You can find more examples of this format in the utils/cubes folder.
Cube format: LST
In the LST format, a cube is represented by a comma-separated list of integers. Each piece is represented by an (unsigned) 8-bit integer. The 4 least-significant bits determine which piece it is, the other 4 determine the orientation.
Edges are numbered as follows (see also constants.h):
UF=0 UB=1 DB=2 DF=3 UR=4 UL=5 DL=6 DR=7 FR=8 FL=9 BL=10 BR=11
Corners are numbered as follows:
UFR=0 UBL=1 DFL=2 DBR=3 UFL=4 UBR=5 DFR=6 DBL=7
The orientation of the edges is with respect to F/B, the orientation of corners is with respect to U/D.

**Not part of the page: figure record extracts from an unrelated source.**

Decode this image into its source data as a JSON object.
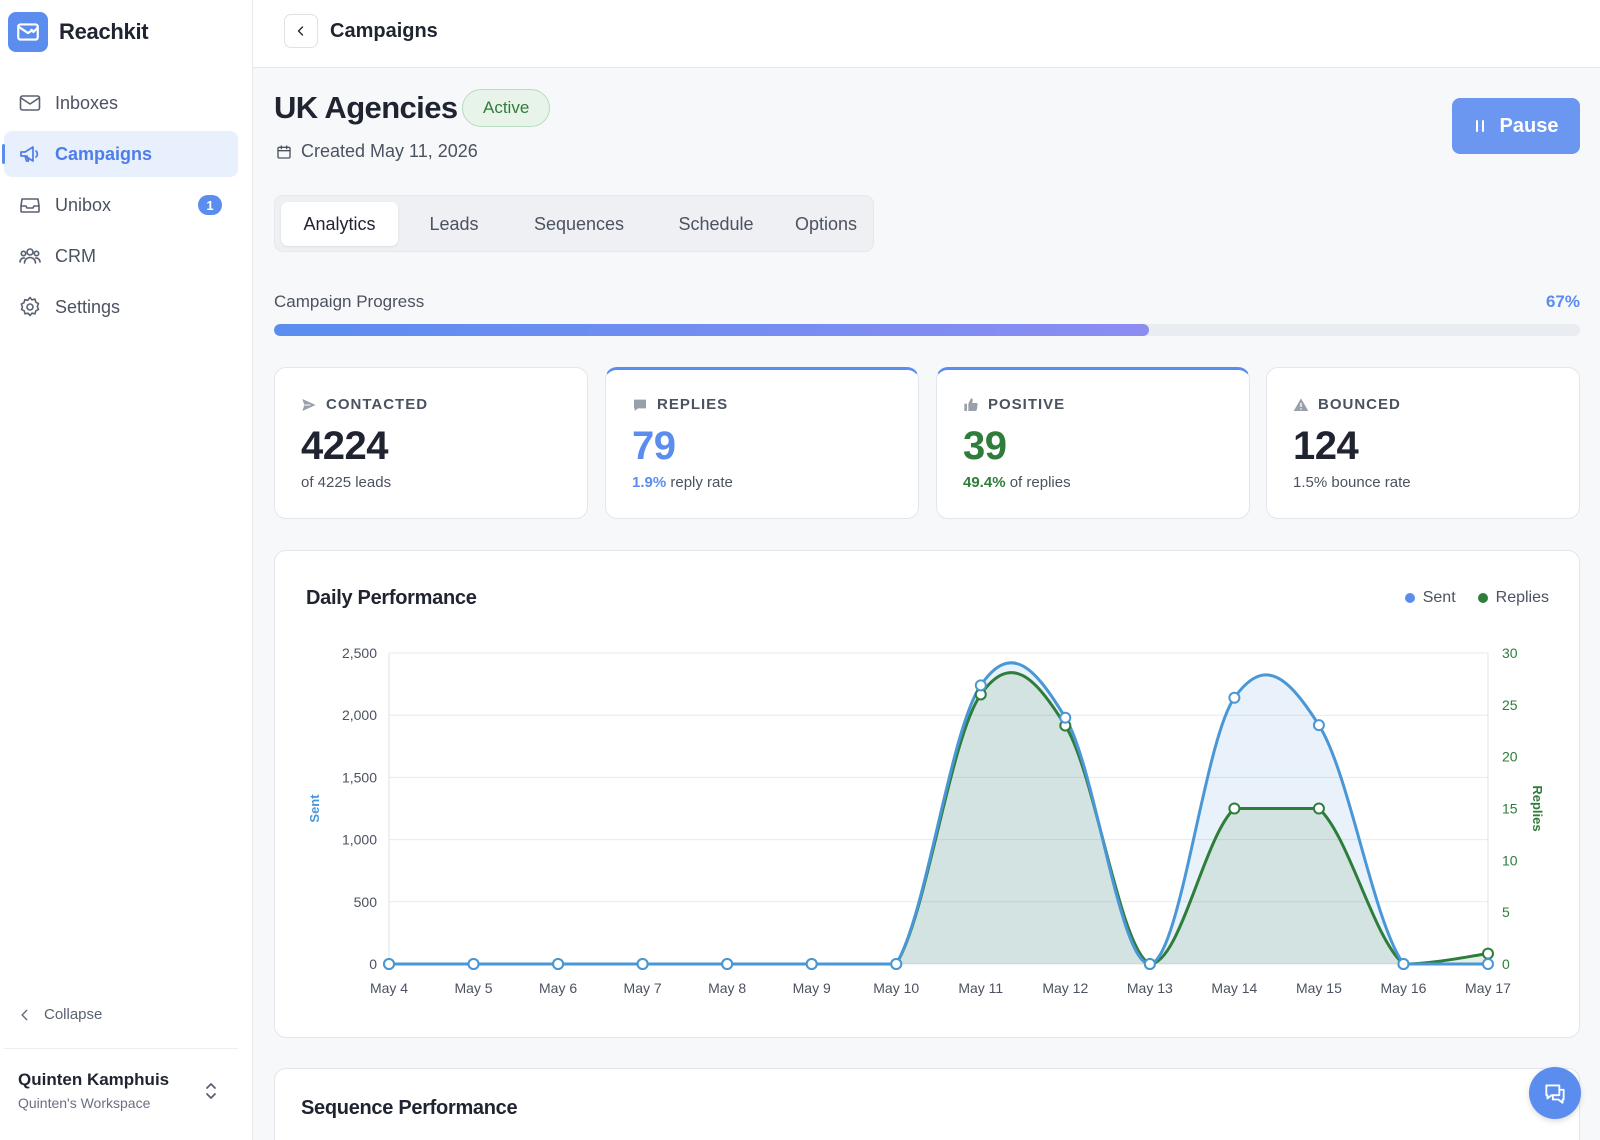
{
  "app": {
    "name": "Reachkit"
  },
  "sidebar": {
    "items": [
      {
        "label": "Inboxes",
        "icon": "mail-icon"
      },
      {
        "label": "Campaigns",
        "icon": "megaphone-icon",
        "active": true
      },
      {
        "label": "Unibox",
        "icon": "inbox-icon",
        "badge": "1"
      },
      {
        "label": "CRM",
        "icon": "users-icon"
      },
      {
        "label": "Settings",
        "icon": "gear-icon"
      }
    ],
    "collapse_label": "Collapse",
    "user": {
      "name": "Quinten Kamphuis",
      "workspace": "Quinten's Workspace"
    }
  },
  "topbar": {
    "title": "Campaigns"
  },
  "campaign": {
    "title": "UK Agencies",
    "status": "Active",
    "created": "Created May 11, 2026",
    "pause_label": "Pause"
  },
  "tabs": [
    {
      "label": "Analytics",
      "active": true
    },
    {
      "label": "Leads"
    },
    {
      "label": "Sequences"
    },
    {
      "label": "Schedule"
    },
    {
      "label": "Options"
    }
  ],
  "progress": {
    "label": "Campaign Progress",
    "value_text": "67%",
    "fraction": 0.67
  },
  "stats": {
    "contacted": {
      "label": "CONTACTED",
      "value": "4224",
      "sub": "of 4225 leads"
    },
    "replies": {
      "label": "REPLIES",
      "value": "79",
      "sub_highlight": "1.9%",
      "sub": " reply rate"
    },
    "positive": {
      "label": "POSITIVE",
      "value": "39",
      "sub_highlight": "49.4%",
      "sub": " of replies"
    },
    "bounced": {
      "label": "BOUNCED",
      "value": "124",
      "sub": "1.5% bounce rate"
    }
  },
  "colors": {
    "accent": "#5b8def",
    "sent": "#4a97d8",
    "replies": "#2f7d3b",
    "positive": "#2f7d3b"
  },
  "chart": {
    "title": "Daily Performance",
    "legend": {
      "sent": "Sent",
      "replies": "Replies"
    }
  },
  "chart_data": {
    "type": "line",
    "title": "Daily Performance",
    "x": [
      "May 4",
      "May 5",
      "May 6",
      "May 7",
      "May 8",
      "May 9",
      "May 10",
      "May 11",
      "May 12",
      "May 13",
      "May 14",
      "May 15",
      "May 16",
      "May 17"
    ],
    "series": [
      {
        "name": "Sent",
        "axis": "left",
        "values": [
          0,
          0,
          0,
          0,
          0,
          0,
          0,
          2240,
          1980,
          0,
          2140,
          1920,
          0,
          0
        ]
      },
      {
        "name": "Replies",
        "axis": "right",
        "values": [
          0,
          0,
          0,
          0,
          0,
          0,
          0,
          26,
          23,
          0,
          15,
          15,
          0,
          1
        ]
      }
    ],
    "ylabel": "Sent",
    "y2label": "Replies",
    "ylim": [
      0,
      2500
    ],
    "y2lim": [
      0,
      30
    ],
    "yticks": [
      0,
      500,
      1000,
      1500,
      2000,
      2500
    ],
    "y2ticks": [
      0,
      5,
      10,
      15,
      20,
      25,
      30
    ],
    "grid": true,
    "legend_position": "top-right"
  },
  "sequence": {
    "title": "Sequence Performance"
  }
}
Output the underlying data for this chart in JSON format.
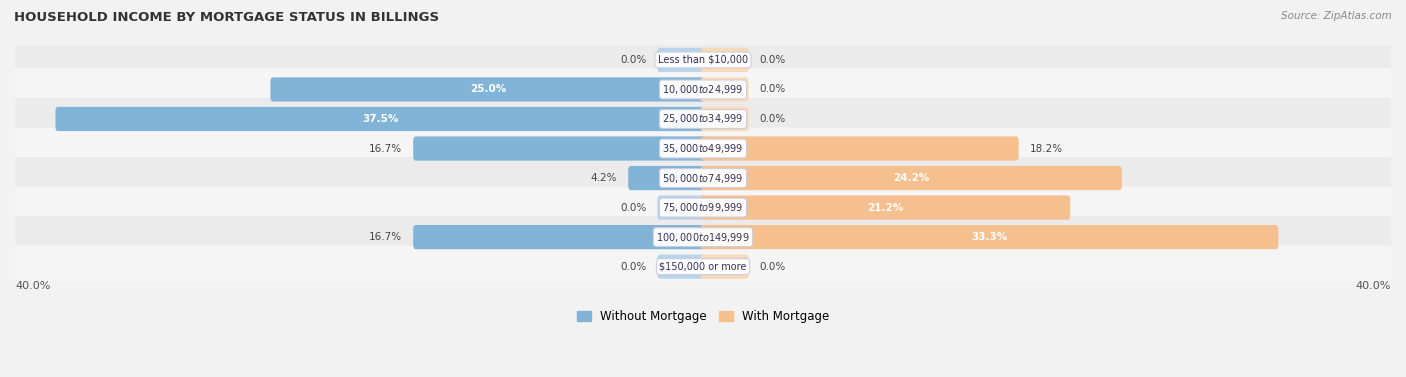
{
  "title": "HOUSEHOLD INCOME BY MORTGAGE STATUS IN BILLINGS",
  "source": "Source: ZipAtlas.com",
  "categories": [
    "Less than $10,000",
    "$10,000 to $24,999",
    "$25,000 to $34,999",
    "$35,000 to $49,999",
    "$50,000 to $74,999",
    "$75,000 to $99,999",
    "$100,000 to $149,999",
    "$150,000 or more"
  ],
  "without_mortgage": [
    0.0,
    25.0,
    37.5,
    16.7,
    4.2,
    0.0,
    16.7,
    0.0
  ],
  "with_mortgage": [
    0.0,
    0.0,
    0.0,
    18.2,
    24.2,
    21.2,
    33.3,
    0.0
  ],
  "color_without": "#82b4d8",
  "color_with": "#f5bf8e",
  "color_without_light": "#b8d4ea",
  "color_with_light": "#f8d9b8",
  "axis_limit": 40.0,
  "row_bg_even": "#ebebeb",
  "row_bg_odd": "#f5f5f5",
  "legend_without": "Without Mortgage",
  "legend_with": "With Mortgage",
  "min_bar_width": 2.5
}
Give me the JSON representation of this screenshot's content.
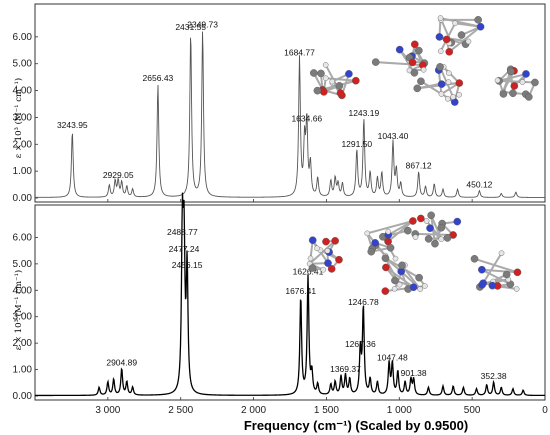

In this format, the solved cube looks like this:
0, 1, 2, 3, 4, 5, 6, 7, 0, 1, 2, 3, 4, 5, 6, 7, 8, 9, 10, 11
The cube after the move F looks like this:
36, 1, 38, 3, 66, 5, 64, 7, 25, 1, 2, 24, 4, 5, 6, 7, 16, 19, 10, 11
Cube format: B32
This format is a “base 32” encoding of the cube. It is not meant to be human-readable, but it is compact while still being plain text. Each piece, including the orientation value, is encoded as a number from 0 to 31, and this number is then converted to an uppercase letter (0-26) or to a lowercase letter (27-31). Edges and corners are separated by a single = character.
In this format, the solved cube looks like this:
ABCDEFGH=ABCDEFGHIJKL
The cube after the move F looks like this:
MBODSFQH=ZBCYEFGHQTKL
A cube in B32 format is always 21 characters long (22 if the terminating null character is included).